Drawing useable amounts of blood from dwarf mice. - Comparing notes on lab-animal phlebotomy. (Aug/01/2007 )
I'm working with Ames dwarf mice. Where normal mice weigh 20-30g, Ames dwarves weigh 8-15g. It's hard as hell to get blood out of these little suckers, even non-recovery. Therefore it takes longer to draw than it does for normal sized mice with which I'm comparing them. Therefore, there is increased hemolysis and perhaps other, subtler biases that call into question differences my tests find in this blood.
The following is what I've tried with the respective drawbacks:
Femoral vein, vena cava.
Drawbacks: vein collapses, having to keep waiting for it to re-inflate takes so long that blood clots in the syringe. Sometimes syringe gets clogged by the walls of the vein. Disappointing yields-- 200ul serum for normal mice, sometimes 25ul or less for dwarves. Slowest method of all those tried, at least in my hands.
Cardiac puncture (open chest).
Drawbacks: the heart collapses and waiting for it to re-inflate sometimes still leads to clotted/clogged syringes. Sometimes syringe pierces the heart through the other side. Sometimes syrings just gets into an 'unlucky' part of the heart and fails to draw any blood. Removing and reinserting the syringe becomes rapidly less effective. If syringe accidentally pops out, blood rushes out and that animal often becomes useless for the purposes of blood collection. Also, I have only two hands with which to hold the plunger, the barrel, and the heart. Usually okay yields for normal mice, but still sometimes as little as 25ul serum for dwarves. Sometimes blood bubbles or foams upon entering syring instead of drawing up in a solid column. Second slowest method.
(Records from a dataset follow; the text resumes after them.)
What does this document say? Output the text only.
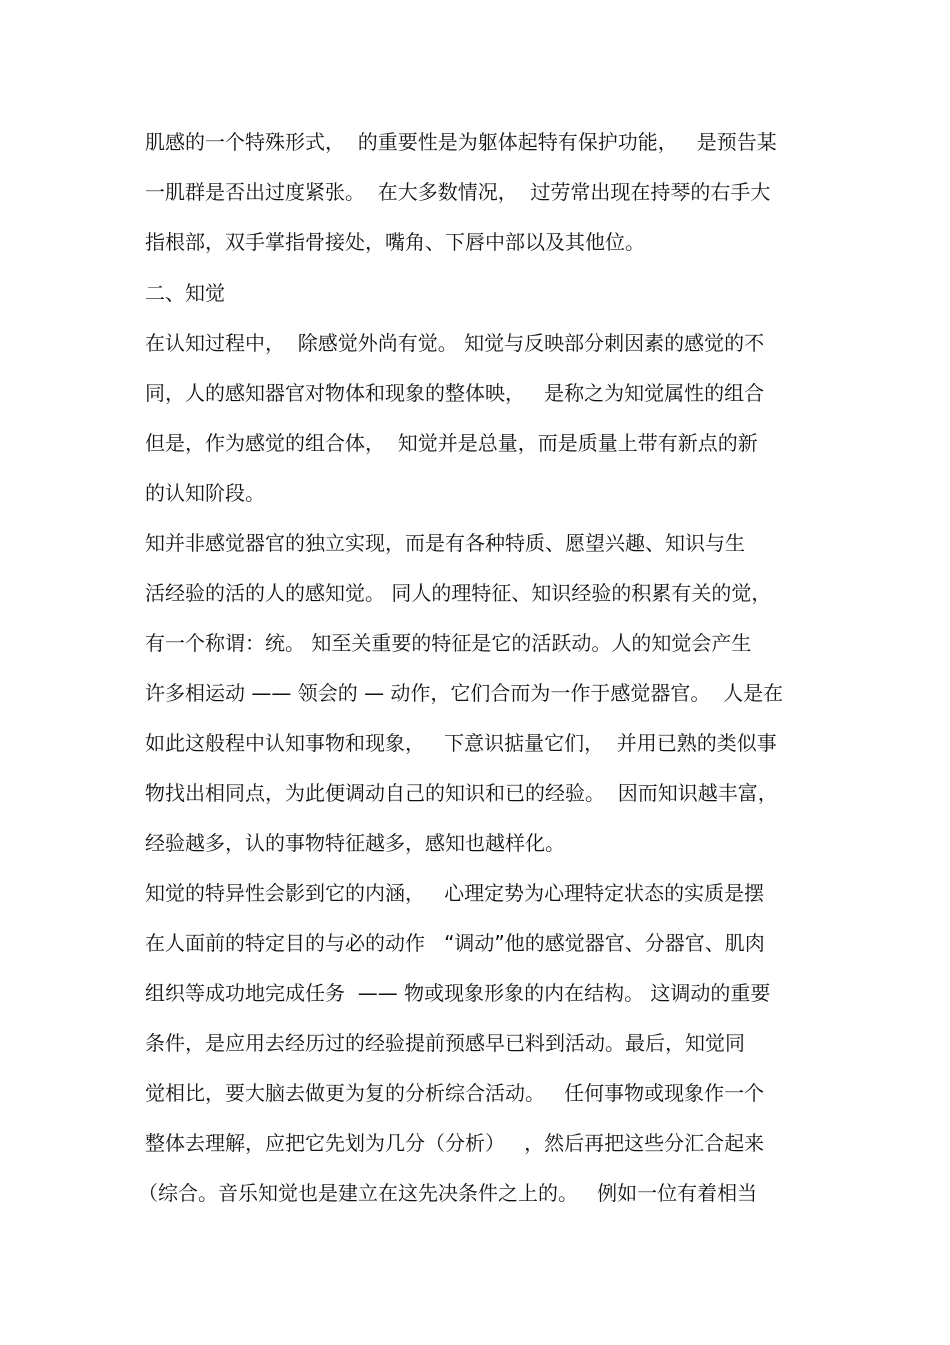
肌感的一个特殊形式，  的重要性是为躯体起特有保护功能，   是预告某
一肌群是否出过度紧张。  在大多数情况，  过劳常出现在持琴的右手大
指根部，双手掌指骨接处，嘴角、下唇中部以及其他位。
二、知觉
在认知过程中，  除感觉外尚有觉。 知觉与反映部分刺因素的感觉的不
同，人的感知器官对物体和现象的整体映，   是称之为知觉属性的组合
但是，作为感觉的组合体，  知觉并是总量，而是质量上带有新点的新
的认知阶段。
知并非感觉器官的独立实现，而是有各种特质、愿望兴趣、知识与生
活经验的活的人的感知觉。 同人的理特征、知识经验的积累有关的觉，
有一个称谓：统。 知至关重要的特征是它的活跃动。人的知觉会产生
许多相运动 —— 领会的 — 动作，它们合而为一作于感觉器官。  人是在
如此这般程中认知事物和现象，   下意识掂量它们，  并用已熟的类似事
物找出相同点，为此便调动自己的知识和已的经验。  因而知识越丰富，
经验越多，认的事物特征越多，感知也越样化。
知觉的特异性会影到它的内涵，   心理定势为心理特定状态的实质是摆
在人面前的特定目的与必的动作   “调动”他的感觉器官、分器官、肌肉
组织等成功地完成任务  —— 物或现象形象的内在结构。 这调动的重要
条件，是应用去经历过的经验提前预感早已料到活动。最后，知觉同
觉相比，要大脑去做更为复的分析综合活动。   任何事物或现象作一个
整体去理解，应把它先划为几分（分析）   ，然后再把这些分汇合起来
（综合。音乐知觉也是建立在这先决条件之上的。   例如一位有着相当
Cardiac puncture (closed chest).
Drawbacks: high risk of missing or damaging the heart. When successful doesn't seem to have any advantage over open chest method.
Orbital sinus puncture.
Drawbacks: At first seemed fast and high-yield. Unfortunately, blood *much* more hemolyzed than than cardiac puncture.
Slitting heart and allowing blood to pool in ribcage, then drawing that with syringe.
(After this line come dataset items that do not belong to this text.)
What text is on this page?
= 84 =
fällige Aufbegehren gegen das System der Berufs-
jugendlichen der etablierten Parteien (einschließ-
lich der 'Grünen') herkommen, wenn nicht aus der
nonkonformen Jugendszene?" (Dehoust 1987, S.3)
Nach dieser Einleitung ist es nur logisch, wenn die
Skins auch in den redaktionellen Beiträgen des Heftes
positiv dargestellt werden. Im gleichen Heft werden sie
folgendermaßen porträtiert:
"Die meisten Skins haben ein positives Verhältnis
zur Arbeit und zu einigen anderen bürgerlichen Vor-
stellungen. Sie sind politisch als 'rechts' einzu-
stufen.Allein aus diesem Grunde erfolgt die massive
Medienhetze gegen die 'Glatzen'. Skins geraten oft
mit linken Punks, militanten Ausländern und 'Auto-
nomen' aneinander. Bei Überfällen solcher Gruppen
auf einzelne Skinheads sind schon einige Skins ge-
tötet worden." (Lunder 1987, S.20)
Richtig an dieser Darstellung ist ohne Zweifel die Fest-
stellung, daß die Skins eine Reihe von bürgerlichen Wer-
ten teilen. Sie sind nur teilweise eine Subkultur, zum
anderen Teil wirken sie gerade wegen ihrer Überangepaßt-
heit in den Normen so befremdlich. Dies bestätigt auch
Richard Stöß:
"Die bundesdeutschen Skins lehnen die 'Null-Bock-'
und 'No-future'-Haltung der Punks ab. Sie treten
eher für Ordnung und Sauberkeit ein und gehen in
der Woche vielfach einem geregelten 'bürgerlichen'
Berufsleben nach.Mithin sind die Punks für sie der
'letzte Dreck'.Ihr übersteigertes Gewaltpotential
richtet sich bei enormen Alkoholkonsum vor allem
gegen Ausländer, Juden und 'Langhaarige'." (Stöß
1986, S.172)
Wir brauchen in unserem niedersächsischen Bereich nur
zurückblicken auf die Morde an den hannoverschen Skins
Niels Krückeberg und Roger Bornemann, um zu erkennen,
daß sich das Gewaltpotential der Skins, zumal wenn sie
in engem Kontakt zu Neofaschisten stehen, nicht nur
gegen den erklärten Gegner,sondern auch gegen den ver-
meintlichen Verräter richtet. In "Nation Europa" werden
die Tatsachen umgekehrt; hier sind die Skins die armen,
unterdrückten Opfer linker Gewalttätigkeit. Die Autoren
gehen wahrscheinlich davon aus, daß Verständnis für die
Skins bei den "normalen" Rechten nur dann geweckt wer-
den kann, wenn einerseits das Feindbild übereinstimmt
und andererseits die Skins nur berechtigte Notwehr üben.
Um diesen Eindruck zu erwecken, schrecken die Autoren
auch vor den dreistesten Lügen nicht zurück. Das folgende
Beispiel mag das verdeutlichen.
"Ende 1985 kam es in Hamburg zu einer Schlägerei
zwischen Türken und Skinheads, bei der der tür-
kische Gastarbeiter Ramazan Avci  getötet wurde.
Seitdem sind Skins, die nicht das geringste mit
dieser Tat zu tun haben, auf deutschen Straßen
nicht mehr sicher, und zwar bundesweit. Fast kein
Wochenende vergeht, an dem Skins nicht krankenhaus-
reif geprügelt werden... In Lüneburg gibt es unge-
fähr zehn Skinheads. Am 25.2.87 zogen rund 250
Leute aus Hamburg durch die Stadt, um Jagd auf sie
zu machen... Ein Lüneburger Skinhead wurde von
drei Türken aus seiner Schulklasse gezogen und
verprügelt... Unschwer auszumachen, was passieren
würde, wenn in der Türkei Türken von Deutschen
Drawbacks: somehow, most of the blood ends up still inside the animal or on the table and the syringe ends up filled with foam and bubbles. As I write this, I just got the idea of filling up the rib cage but then decanting it directly into an SST tube without using the syringe. I'll try that when I have time and report back with what I find.
Decapitation.
In small preliminary test (N=2), got excellent yield and no hemolysis at all. In the real deal, got crappy yields and hemolysis on every single sample. Blood sticks to fur, often misses the tube, and very annoyingly foams while still in the body. Cutting closer to the ears and further from the shoulders seemed to work better, but still hemolyzed.
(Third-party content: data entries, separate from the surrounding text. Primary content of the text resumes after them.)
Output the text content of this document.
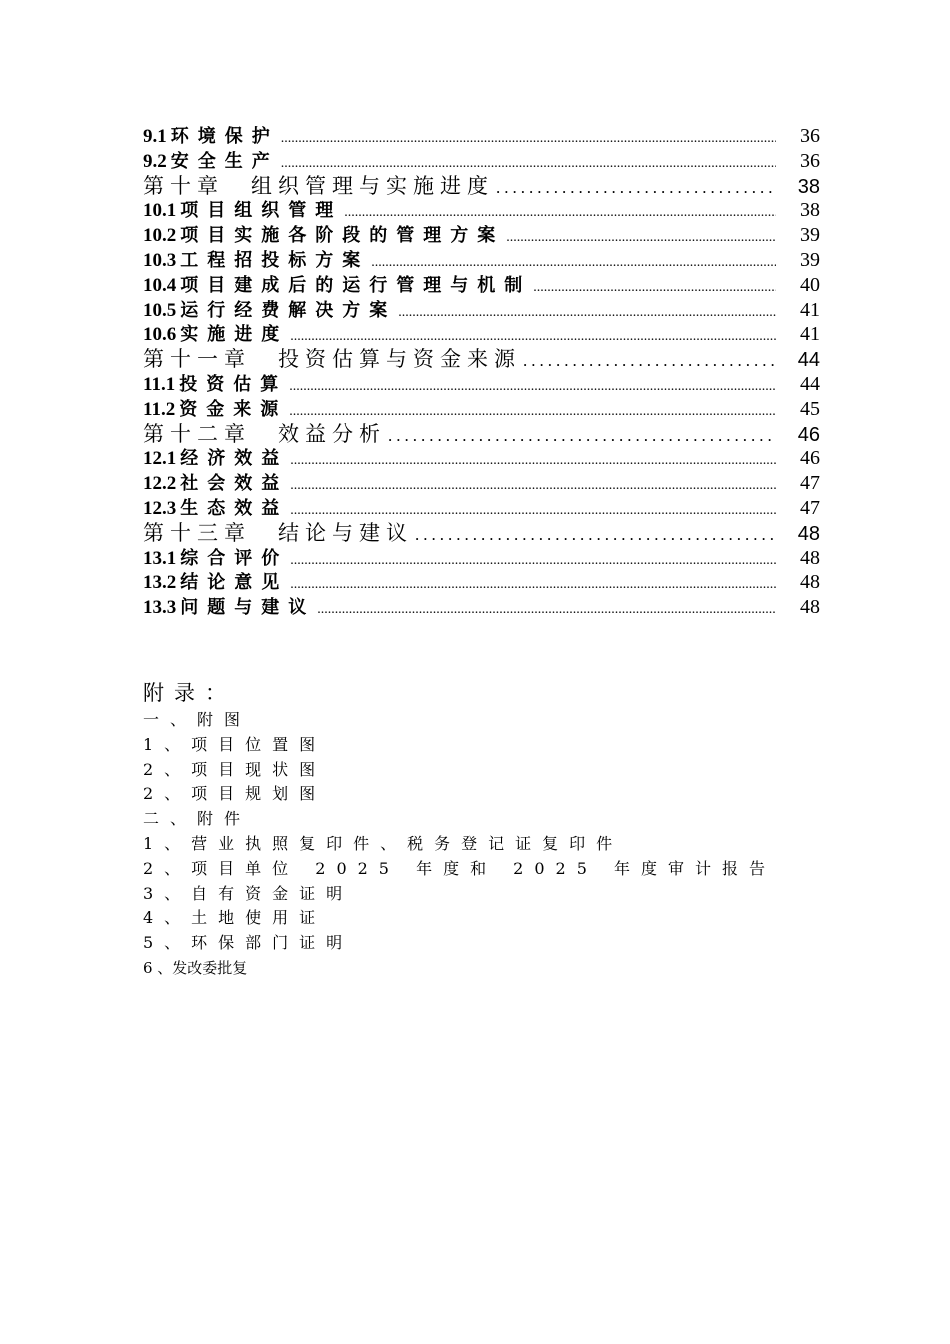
9.1 环境保护 .....	36
9.2 安全生产 .....	36
第十章　组织管理与实施进度 .....	38
10.1 项目组织管理 .....	38
10.2 项目实施各阶段的管理方案 .....	39
10.3 工程招投标方案 .....	39
10.4 项目建成后的运行管理与机制 .....	40
10.5 运行经费解决方案 .....	41
10.6 实施进度 .....	41
第十一章　投资估算与资金来源 .....	44
11.1 投资估算 .....	44
11.2 资金来源 .....	45
第十二章　效益分析 .....	46
12.1 经济效益 .....	46
12.2 社会效益 .....	47
12.3 生态效益 .....	47
第十三章　结论与建议 .....	48
13.1 综合评价 .....	48
13.2 结论意见 .....	48
13.3 问题与建议 .....	48
附录：
一、附图
1、项目位置图
2、项目现状图
2、项目规划图
二、附件
1、营业执照复印件、税务登记证复印件
2、项目单位 2025 年度和 2025 年度审计报告
3、自有资金证明
4、土地使用证
5、环保部门证明
6 、发改委批复
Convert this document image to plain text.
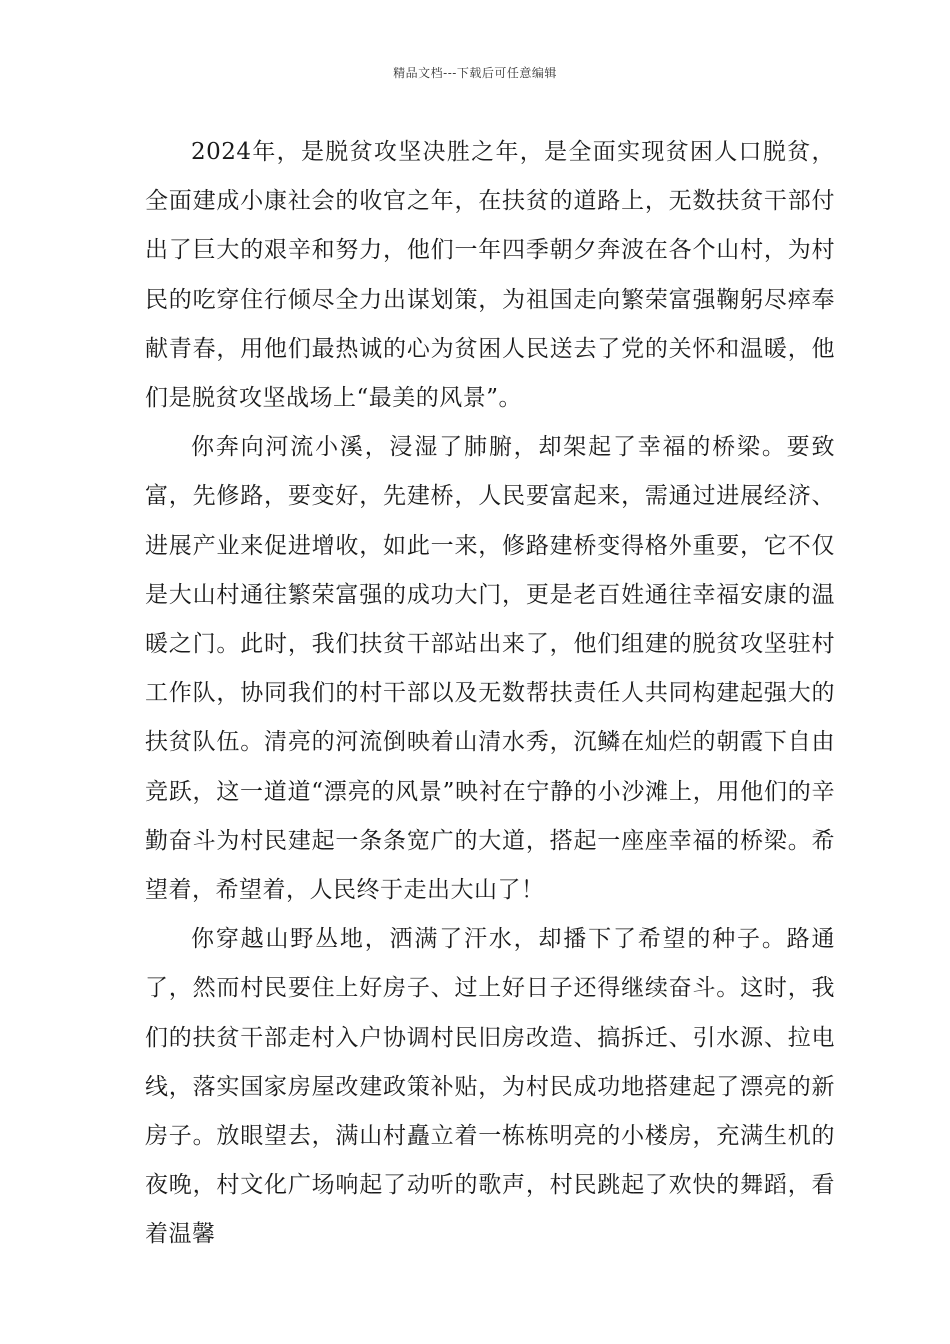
精品文档---下载后可任意编辑

2024年，是脱贫攻坚决胜之年，是全面实现贫困人口脱贫，全面建成小康社会的收官之年，在扶贫的道路上，无数扶贫干部付出了巨大的艰辛和努力，他们一年四季朝夕奔波在各个山村，为村民的吃穿住行倾尽全力出谋划策，为祖国走向繁荣富强鞠躬尽瘁奉献青春，用他们最热诚的心为贫困人民送去了党的关怀和温暖，他们是脱贫攻坚战场上“最美的风景”。

你奔向河流小溪，浸湿了肺腑，却架起了幸福的桥梁。要致富，先修路，要变好，先建桥，人民要富起来，需通过进展经济、进展产业来促进增收，如此一来，修路建桥变得格外重要，它不仅是大山村通往繁荣富强的成功大门，更是老百姓通往幸福安康的温暖之门。此时，我们扶贫干部站出来了，他们组建的脱贫攻坚驻村工作队，协同我们的村干部以及无数帮扶责任人共同构建起强大的扶贫队伍。清亮的河流倒映着山清水秀，沉鳞在灿烂的朝霞下自由竞跃，这一道道“漂亮的风景”映衬在宁静的小沙滩上，用他们的辛勤奋斗为村民建起一条条宽广的大道，搭起一座座幸福的桥梁。希望着，希望着，人民终于走出大山了！

你穿越山野丛地，洒满了汗水，却播下了希望的种子。路通了，然而村民要住上好房子、过上好日子还得继续奋斗。这时，我们的扶贫干部走村入户协调村民旧房改造、搞拆迁、引水源、拉电线，落实国家房屋改建政策补贴，为村民成功地搭建起了漂亮的新房子。放眼望去，满山村矗立着一栋栋明亮的小楼房，充满生机的夜晚，村文化广场响起了动听的歌声，村民跳起了欢快的舞蹈，看着温馨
Maybe the problem is the type of anaesthesia I'm using. We typically use RAC cocktail (ketamine/xylazine/acepromazine) and it seems to depress blood pressure. When I use isofluorane instead, I seem to get better results... but isofluorane is incompatible with some experiments we might wish to perform before the blood draw because the mice wake up too quickly when the anaesthesia is removed. Is ketamine known to cause problems with blood draws? Are there other comparably potent anaesthetics that are better?
This is driving me nuts! Many blood assays seem to require 100ul or more of serum, and I often can't run multiple assays on the same animal due to limited amounts of serum. Now, if cardiac puncture is the best I'll get, I guess I'll have to stick with that. But perhaps there is some method I haven't tried yet that produces maximal yield and minimal hemolysis? Perhaps there are some tricks to make this easier that nobody bothers publishing in papers? Does anybody reading this have any experience they'd like to share regarding drawing blood from dwarf mice or juvenile mice?
Finally, are there any books anybody could recommend about mouse surgical techniques in general and mouse phlebotomy in particular?
Thanks for reading this.
Have you try tail bleed?
The only reason I haven't is because I cannot imagine the tail vein yielding more blood than cardiac puncture. Furthermore, the tail vein would be susceptible to the same collapsing problems as the other veins, wouldn't it?